When I began oil painting in 1999, I discovered a medium of expression that was heavy, solid, and elastic. The paint was malleable but consistent, and I was finally able to manipulate shapes and colours to my desire.
Since then, painting has become as necessary to me as language; I need both to connect with people and with the world, as well as to maintain a sense of self. Oil paint is my medium because of my visceral relation to it: the way it blends colour; the way it smells; the way it feels on the brush and palette knife; the way it comes to rest on the canvas while always giving a visual sense of slow and sure movement. Unlike other media, oil paint for me is of the body.

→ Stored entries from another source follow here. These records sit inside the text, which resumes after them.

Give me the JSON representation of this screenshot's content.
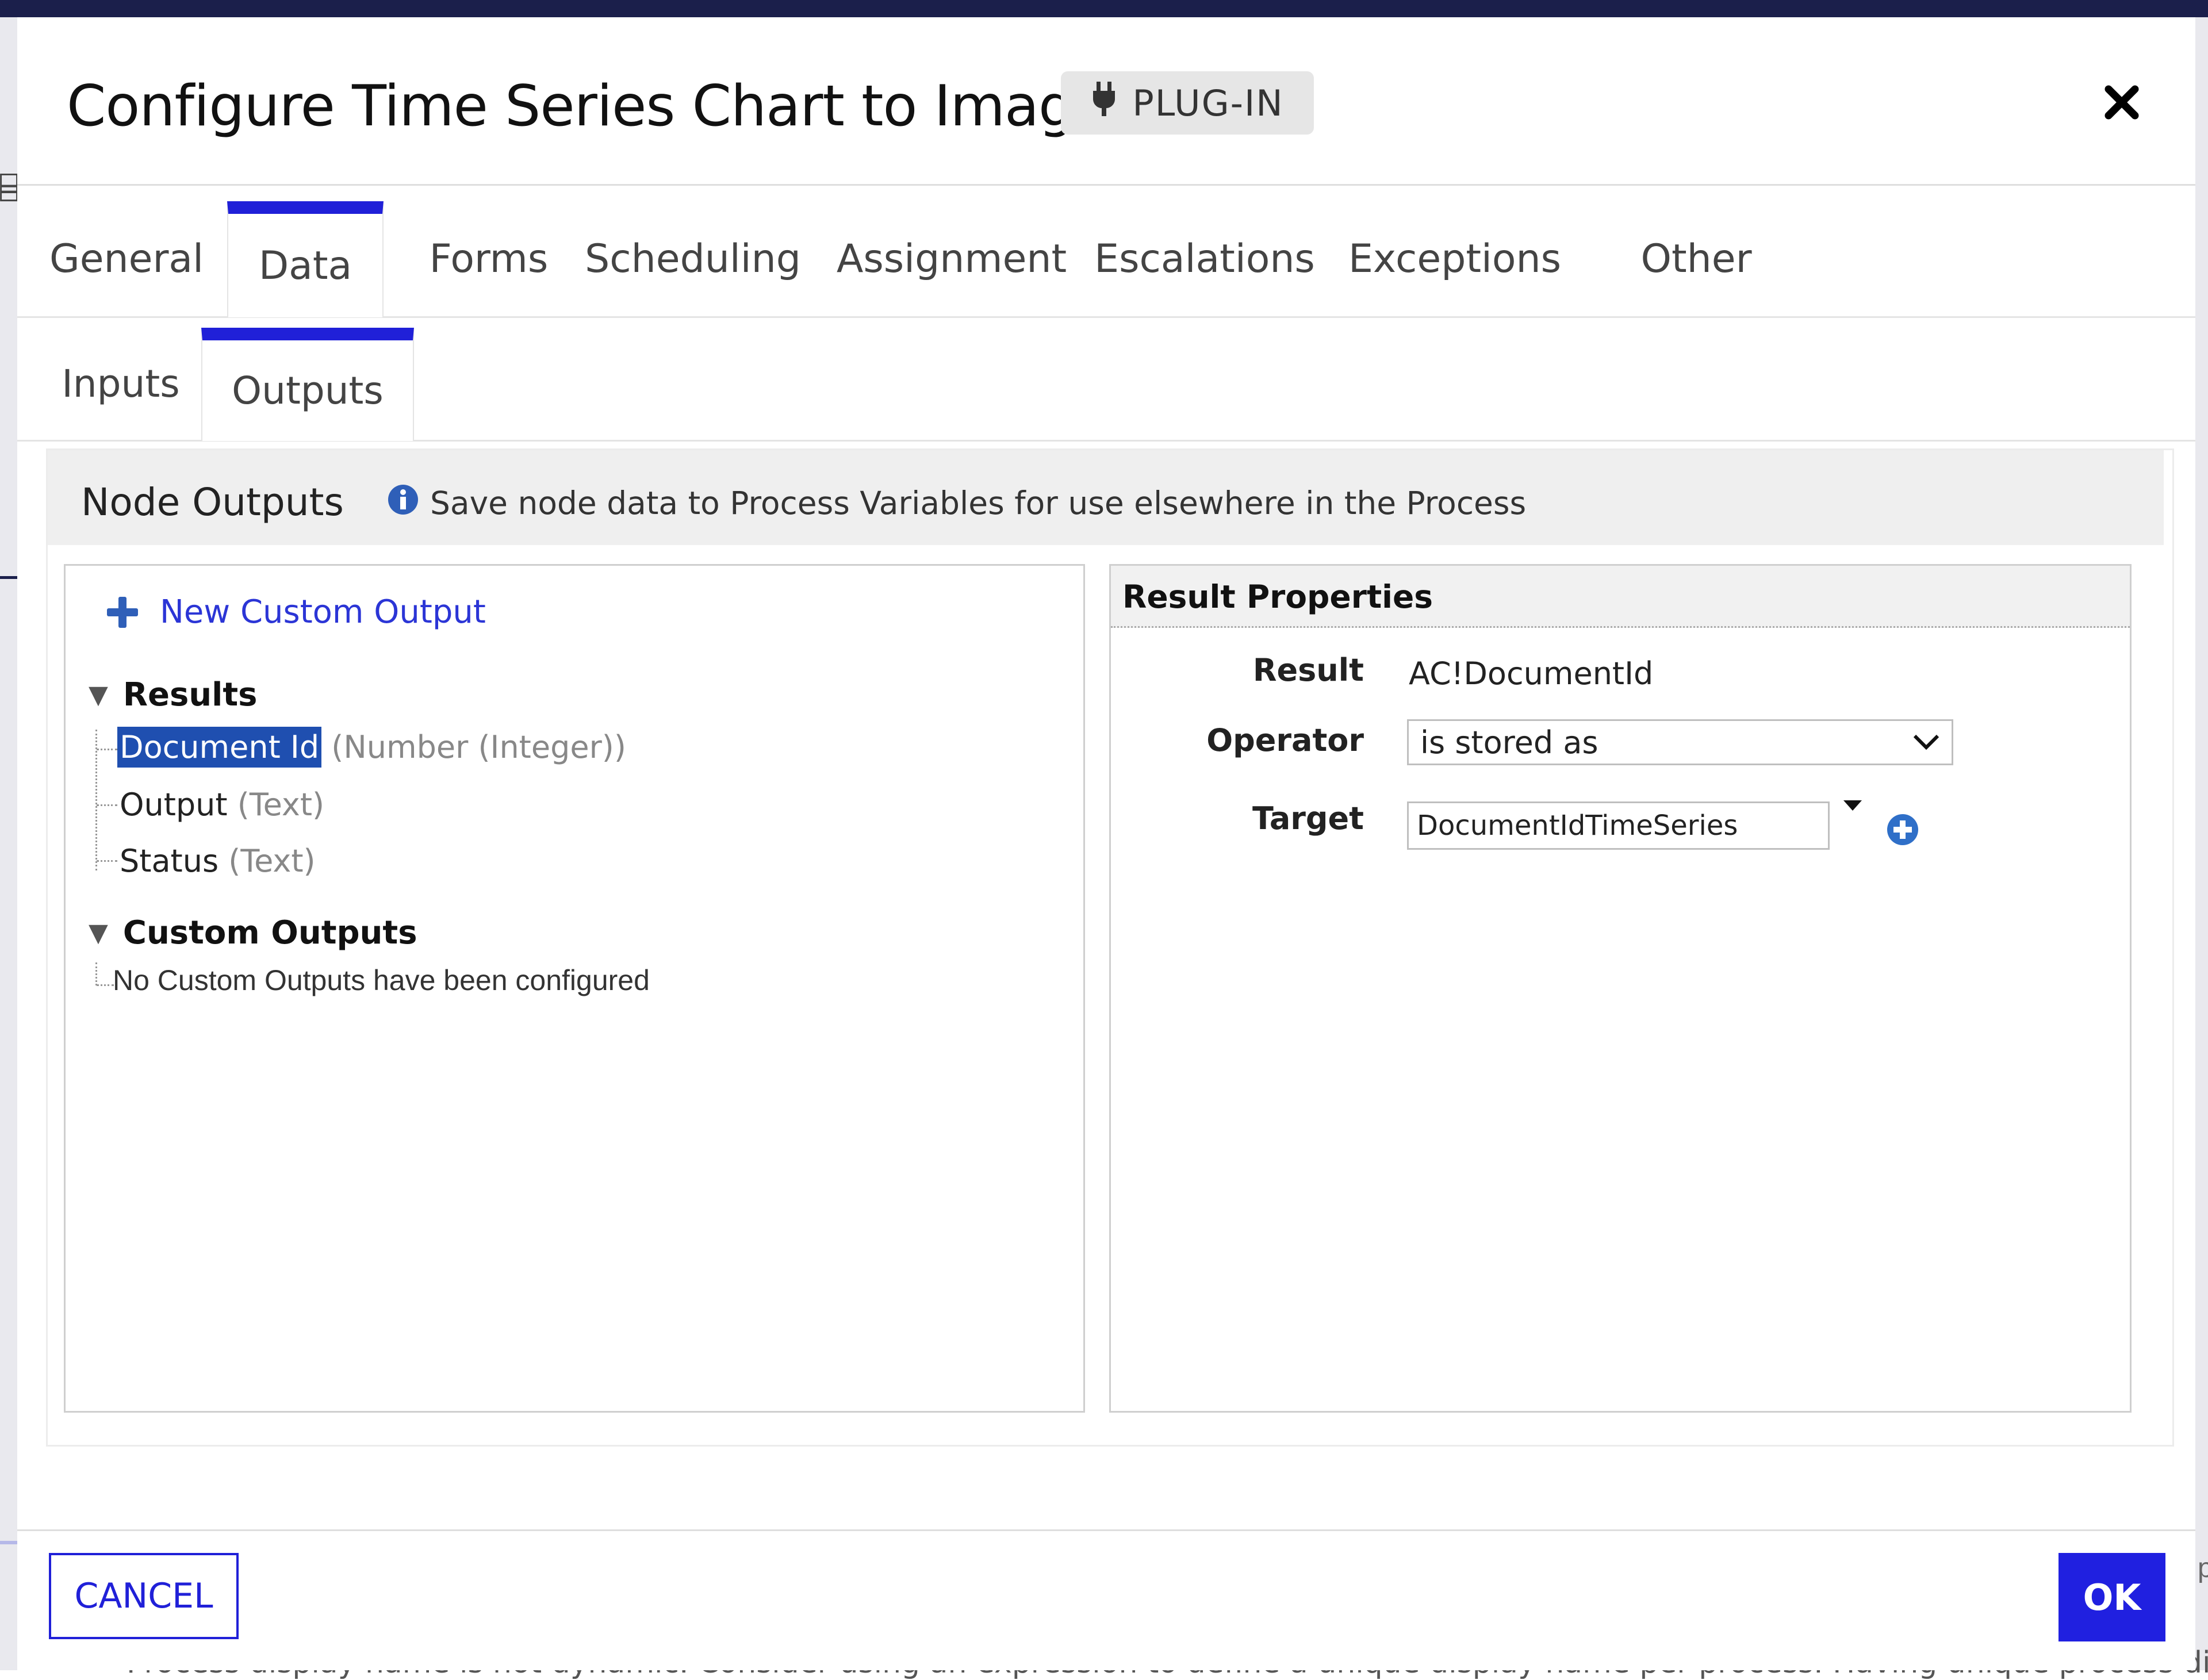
{
  "dialog": {
    "title": "Configure Time Series Chart to Image",
    "badge": "PLUG-IN",
    "badge_icon": "plug-icon",
    "close_icon": "close-icon"
  },
  "tabs": [
    {
      "label": "General",
      "active": false
    },
    {
      "label": "Data",
      "active": true
    },
    {
      "label": "Forms",
      "active": false
    },
    {
      "label": "Scheduling",
      "active": false
    },
    {
      "label": "Assignment",
      "active": false
    },
    {
      "label": "Escalations",
      "active": false
    },
    {
      "label": "Exceptions",
      "active": false
    },
    {
      "label": "Other",
      "active": false
    }
  ],
  "subtabs": [
    {
      "label": "Inputs",
      "active": false
    },
    {
      "label": "Outputs",
      "active": true
    }
  ],
  "node_outputs": {
    "title": "Node Outputs",
    "description": "Save node data to Process Variables for use elsewhere in the Process",
    "new_custom_output": "New Custom Output",
    "results_group": "Results",
    "results": [
      {
        "name": "Document Id",
        "type": "(Number (Integer))",
        "selected": true
      },
      {
        "name": "Output",
        "type": "(Text)",
        "selected": false
      },
      {
        "name": "Status",
        "type": "(Text)",
        "selected": false
      }
    ],
    "custom_group": "Custom Outputs",
    "custom_empty": "No Custom Outputs have been configured"
  },
  "result_properties": {
    "title": "Result Properties",
    "result_label": "Result",
    "result_value": "AC!DocumentId",
    "operator_label": "Operator",
    "operator_value": "is stored as",
    "target_label": "Target",
    "target_value": "DocumentIdTimeSeries"
  },
  "footer": {
    "cancel": "CANCEL",
    "ok": "OK"
  },
  "background": {
    "bottom_text": "Process display name is not dynamic. Consider using an expression to define a unique display name per process. Having unique process display n"
  },
  "colors": {
    "accent": "#2020d8",
    "selection": "#1f4fb0",
    "link": "#2b35d6"
  }
}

My application of paint varies from thin, controlled layers to thick impasto strokes. I work from photographs to ground my images in material reality. In my portraits, my need for accuracy and precision is obsessive, but such need balances the textures that envelope the face. Every muscle and surface is connected, so that every different expression, however subtle, affects the entire system of lines, contours, and corners in singular way. In this little universe lies the personality of my subject, a personality that I can convey if I pay close enough attention. The backgrounds of my portraits hold the figures in a way that gives a sense of how these people are loved by others.
The passages I paint lead to a place where the eye can imagine but the self cannot go. Objects that obstruct these passages also point and invite the viewer toward their vanishing points: gates, vehicles, clouds, buildings, trees. These passages are both constantly closing and opening to invoke a sense of anticipation and movement.
My experience with commissioned oil paintings began in 2002, and I have developed an aesthetic dexterity of working from one or more photographs to paint loved ones and memorable places for others. While technical accuracy is always a priority in my representational work, I aim also to capture the subtler effects of a scene. The act of translating photograph into oil painting involves the pleasure of returning to the experience itself and, in doing so, of recovering the depth and weight of memory.